Member of the Parliament of Georgia
- Incumbent
- Assumed office 11 December 2020

Personal details
- Born: 20 January 1991 (age 35) Baku (Azerbaijani SSR)
- Party: United National Movement

= Abdula Ismailov =

Georgian politician

Abdula Ismailov (აბდულა ისმაილოვი; born on 20 January 1991) is a Georgian politician, member of Parliament since 2020.

== Biography ==
=== Early life and family ===
Abdula Ismailov was born on 20 January 1991, in Baku, at the time the capital of Soviet Azerbaijan. He graduated with a degree in banking from the Polytechnic-Humanitarian Medical Institute, a secondary education establishment in Marneuli, in 2013. From 2011, he worked for the DAPNA Trading Company, an importer focusing on Azerbaijani products.

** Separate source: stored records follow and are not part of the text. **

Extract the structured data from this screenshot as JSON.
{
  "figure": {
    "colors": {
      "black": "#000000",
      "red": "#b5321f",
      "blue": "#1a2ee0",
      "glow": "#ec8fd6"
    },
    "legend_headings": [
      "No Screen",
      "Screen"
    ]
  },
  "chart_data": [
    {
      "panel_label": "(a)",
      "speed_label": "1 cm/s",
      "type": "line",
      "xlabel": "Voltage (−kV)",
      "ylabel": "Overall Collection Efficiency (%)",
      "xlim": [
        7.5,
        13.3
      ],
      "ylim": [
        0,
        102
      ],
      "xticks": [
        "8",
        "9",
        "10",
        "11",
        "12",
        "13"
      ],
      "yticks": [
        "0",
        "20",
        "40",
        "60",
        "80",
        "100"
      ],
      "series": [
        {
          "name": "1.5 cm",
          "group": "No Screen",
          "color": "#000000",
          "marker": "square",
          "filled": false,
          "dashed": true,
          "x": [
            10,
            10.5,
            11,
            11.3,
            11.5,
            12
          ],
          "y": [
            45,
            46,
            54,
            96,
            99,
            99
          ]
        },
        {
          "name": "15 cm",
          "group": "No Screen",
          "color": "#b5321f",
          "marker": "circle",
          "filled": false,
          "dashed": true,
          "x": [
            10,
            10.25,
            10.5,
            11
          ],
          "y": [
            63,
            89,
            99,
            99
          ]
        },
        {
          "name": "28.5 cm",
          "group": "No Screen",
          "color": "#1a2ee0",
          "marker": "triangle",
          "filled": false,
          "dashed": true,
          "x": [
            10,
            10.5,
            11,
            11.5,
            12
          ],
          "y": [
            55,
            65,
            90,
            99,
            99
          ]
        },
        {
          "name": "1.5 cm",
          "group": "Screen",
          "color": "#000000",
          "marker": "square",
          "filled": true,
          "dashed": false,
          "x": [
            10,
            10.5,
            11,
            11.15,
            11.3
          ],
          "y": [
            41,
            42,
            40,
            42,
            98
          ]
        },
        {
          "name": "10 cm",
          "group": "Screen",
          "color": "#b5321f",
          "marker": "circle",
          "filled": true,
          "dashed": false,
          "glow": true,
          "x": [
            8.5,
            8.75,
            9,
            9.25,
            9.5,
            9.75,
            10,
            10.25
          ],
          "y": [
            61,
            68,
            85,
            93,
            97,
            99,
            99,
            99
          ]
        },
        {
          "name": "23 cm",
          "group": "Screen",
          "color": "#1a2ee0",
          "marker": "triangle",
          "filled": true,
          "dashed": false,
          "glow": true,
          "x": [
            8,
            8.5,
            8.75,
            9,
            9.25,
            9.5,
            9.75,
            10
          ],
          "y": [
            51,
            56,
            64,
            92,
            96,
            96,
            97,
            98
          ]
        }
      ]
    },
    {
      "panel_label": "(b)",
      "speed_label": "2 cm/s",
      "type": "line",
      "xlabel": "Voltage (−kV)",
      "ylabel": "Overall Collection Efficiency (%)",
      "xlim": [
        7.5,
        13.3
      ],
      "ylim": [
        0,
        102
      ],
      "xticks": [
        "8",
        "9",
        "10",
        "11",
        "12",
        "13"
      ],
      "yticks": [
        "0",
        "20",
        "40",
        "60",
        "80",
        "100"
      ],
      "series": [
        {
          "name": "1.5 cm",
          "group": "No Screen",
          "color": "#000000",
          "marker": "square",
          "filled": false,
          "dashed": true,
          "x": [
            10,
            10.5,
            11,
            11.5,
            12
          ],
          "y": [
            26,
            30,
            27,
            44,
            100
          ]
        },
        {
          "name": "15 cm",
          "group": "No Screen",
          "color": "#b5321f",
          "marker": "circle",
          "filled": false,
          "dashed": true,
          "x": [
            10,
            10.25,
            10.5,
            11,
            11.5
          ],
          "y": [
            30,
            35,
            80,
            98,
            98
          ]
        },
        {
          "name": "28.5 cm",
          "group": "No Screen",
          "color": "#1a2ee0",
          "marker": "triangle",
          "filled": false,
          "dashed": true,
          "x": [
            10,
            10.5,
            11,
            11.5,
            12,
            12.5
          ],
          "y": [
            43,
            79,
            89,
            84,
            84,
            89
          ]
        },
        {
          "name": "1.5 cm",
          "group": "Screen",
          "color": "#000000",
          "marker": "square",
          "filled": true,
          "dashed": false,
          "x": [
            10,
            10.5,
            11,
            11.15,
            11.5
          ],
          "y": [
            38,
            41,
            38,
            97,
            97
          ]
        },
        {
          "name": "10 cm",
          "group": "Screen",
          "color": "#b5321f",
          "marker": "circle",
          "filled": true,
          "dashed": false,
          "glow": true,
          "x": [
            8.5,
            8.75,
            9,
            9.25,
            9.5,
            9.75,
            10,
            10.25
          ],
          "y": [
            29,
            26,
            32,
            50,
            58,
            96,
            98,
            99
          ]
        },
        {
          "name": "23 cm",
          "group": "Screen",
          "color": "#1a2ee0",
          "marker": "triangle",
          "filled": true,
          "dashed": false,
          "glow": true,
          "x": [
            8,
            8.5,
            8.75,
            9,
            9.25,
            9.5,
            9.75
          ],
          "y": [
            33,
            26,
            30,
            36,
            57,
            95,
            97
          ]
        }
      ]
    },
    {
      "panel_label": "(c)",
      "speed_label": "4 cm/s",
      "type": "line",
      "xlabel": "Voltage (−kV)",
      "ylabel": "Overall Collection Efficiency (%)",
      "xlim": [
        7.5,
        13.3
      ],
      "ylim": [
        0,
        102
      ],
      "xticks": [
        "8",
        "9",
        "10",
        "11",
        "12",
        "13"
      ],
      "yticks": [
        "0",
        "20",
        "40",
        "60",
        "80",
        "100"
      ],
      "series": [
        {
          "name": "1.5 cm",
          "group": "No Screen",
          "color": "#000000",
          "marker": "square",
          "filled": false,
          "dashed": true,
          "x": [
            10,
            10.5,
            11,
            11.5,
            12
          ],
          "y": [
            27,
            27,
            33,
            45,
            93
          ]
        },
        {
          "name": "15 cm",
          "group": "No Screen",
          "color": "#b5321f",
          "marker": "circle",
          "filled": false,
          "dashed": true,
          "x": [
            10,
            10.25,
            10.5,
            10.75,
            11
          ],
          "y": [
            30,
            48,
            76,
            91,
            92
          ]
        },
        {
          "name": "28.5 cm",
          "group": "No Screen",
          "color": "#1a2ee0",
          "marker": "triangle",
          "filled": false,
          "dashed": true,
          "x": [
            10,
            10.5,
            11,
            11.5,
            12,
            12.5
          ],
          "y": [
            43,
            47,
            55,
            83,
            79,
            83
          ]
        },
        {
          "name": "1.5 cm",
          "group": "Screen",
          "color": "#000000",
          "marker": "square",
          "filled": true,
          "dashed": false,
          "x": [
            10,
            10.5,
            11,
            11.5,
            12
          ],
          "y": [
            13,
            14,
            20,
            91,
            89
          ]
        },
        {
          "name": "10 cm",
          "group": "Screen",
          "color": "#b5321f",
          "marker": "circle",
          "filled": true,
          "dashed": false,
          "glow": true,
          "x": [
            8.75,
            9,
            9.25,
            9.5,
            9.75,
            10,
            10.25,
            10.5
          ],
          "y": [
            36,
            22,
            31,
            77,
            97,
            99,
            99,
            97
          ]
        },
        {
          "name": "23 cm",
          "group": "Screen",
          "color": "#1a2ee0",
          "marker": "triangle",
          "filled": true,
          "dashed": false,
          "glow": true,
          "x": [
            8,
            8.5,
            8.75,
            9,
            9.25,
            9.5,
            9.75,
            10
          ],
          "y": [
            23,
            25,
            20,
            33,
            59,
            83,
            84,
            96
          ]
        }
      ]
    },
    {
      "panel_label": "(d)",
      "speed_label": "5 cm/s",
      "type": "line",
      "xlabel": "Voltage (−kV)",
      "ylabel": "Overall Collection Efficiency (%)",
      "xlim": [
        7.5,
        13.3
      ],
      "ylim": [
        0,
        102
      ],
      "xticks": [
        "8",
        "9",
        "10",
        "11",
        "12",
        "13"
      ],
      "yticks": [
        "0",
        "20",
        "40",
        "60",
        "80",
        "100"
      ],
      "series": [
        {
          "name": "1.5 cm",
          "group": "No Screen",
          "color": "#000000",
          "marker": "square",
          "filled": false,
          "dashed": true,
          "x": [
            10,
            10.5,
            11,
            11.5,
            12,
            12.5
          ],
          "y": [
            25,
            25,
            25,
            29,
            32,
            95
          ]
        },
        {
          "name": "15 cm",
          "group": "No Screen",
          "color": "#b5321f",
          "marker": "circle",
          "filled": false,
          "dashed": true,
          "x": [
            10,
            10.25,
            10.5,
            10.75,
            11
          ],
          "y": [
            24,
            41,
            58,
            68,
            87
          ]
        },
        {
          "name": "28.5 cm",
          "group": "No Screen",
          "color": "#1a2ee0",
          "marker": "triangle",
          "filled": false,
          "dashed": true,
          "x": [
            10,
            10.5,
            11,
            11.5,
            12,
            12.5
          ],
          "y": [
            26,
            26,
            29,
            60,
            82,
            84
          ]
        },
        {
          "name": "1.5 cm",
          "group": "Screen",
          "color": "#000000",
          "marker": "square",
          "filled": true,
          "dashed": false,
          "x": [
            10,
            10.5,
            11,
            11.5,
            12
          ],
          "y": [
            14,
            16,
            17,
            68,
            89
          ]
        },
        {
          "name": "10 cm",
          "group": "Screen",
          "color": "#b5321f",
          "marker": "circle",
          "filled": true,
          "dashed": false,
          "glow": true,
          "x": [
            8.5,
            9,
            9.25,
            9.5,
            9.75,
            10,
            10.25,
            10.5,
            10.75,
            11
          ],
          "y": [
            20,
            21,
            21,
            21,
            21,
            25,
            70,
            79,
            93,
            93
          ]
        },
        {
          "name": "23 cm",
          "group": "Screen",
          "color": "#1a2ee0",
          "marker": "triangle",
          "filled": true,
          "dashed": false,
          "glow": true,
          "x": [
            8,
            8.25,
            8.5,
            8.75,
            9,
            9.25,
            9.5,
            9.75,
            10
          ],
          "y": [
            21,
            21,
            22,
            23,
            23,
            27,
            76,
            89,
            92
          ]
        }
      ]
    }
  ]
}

He is married to Saida Akhmedov and has one daughter.

=== Political career ===
During the 2020 parliamentary election, Abdula Ismailov was included in 17th position on the electoral list of Strength Is in Unity, an electoral bloc led by the opposition United National Movement. Though he won a seat, he was one of 49 MPs to reject the results after allegations of massive voter fraud surfaced. He entered Parliament only in May 2021 after a short-lived EU-facilitated agreement between Georgian Dream and the opposition. Since then, he has been a member of the Diaspora and Caucasus Committee.

Abdula Ismailov has been a vocal critique of the Georgian Dream ruling party, signing a letter calling on the party to stop its rhetoric against European and American politicians. On 14 November 2021, he was one of nine MPs to launch a five-day hunger strike to protest the medical treatment of former President Mikheil Saakashvili, in prison since October 2021. In December 2022, he took part in a second hunger strike over Saakashvili, although he put an end to it two days later due to a medical emergency.

On 5 February 2023, Ismailov became a member of UNM's executive body, the Political Council, in an ex-officio capacity as an MP.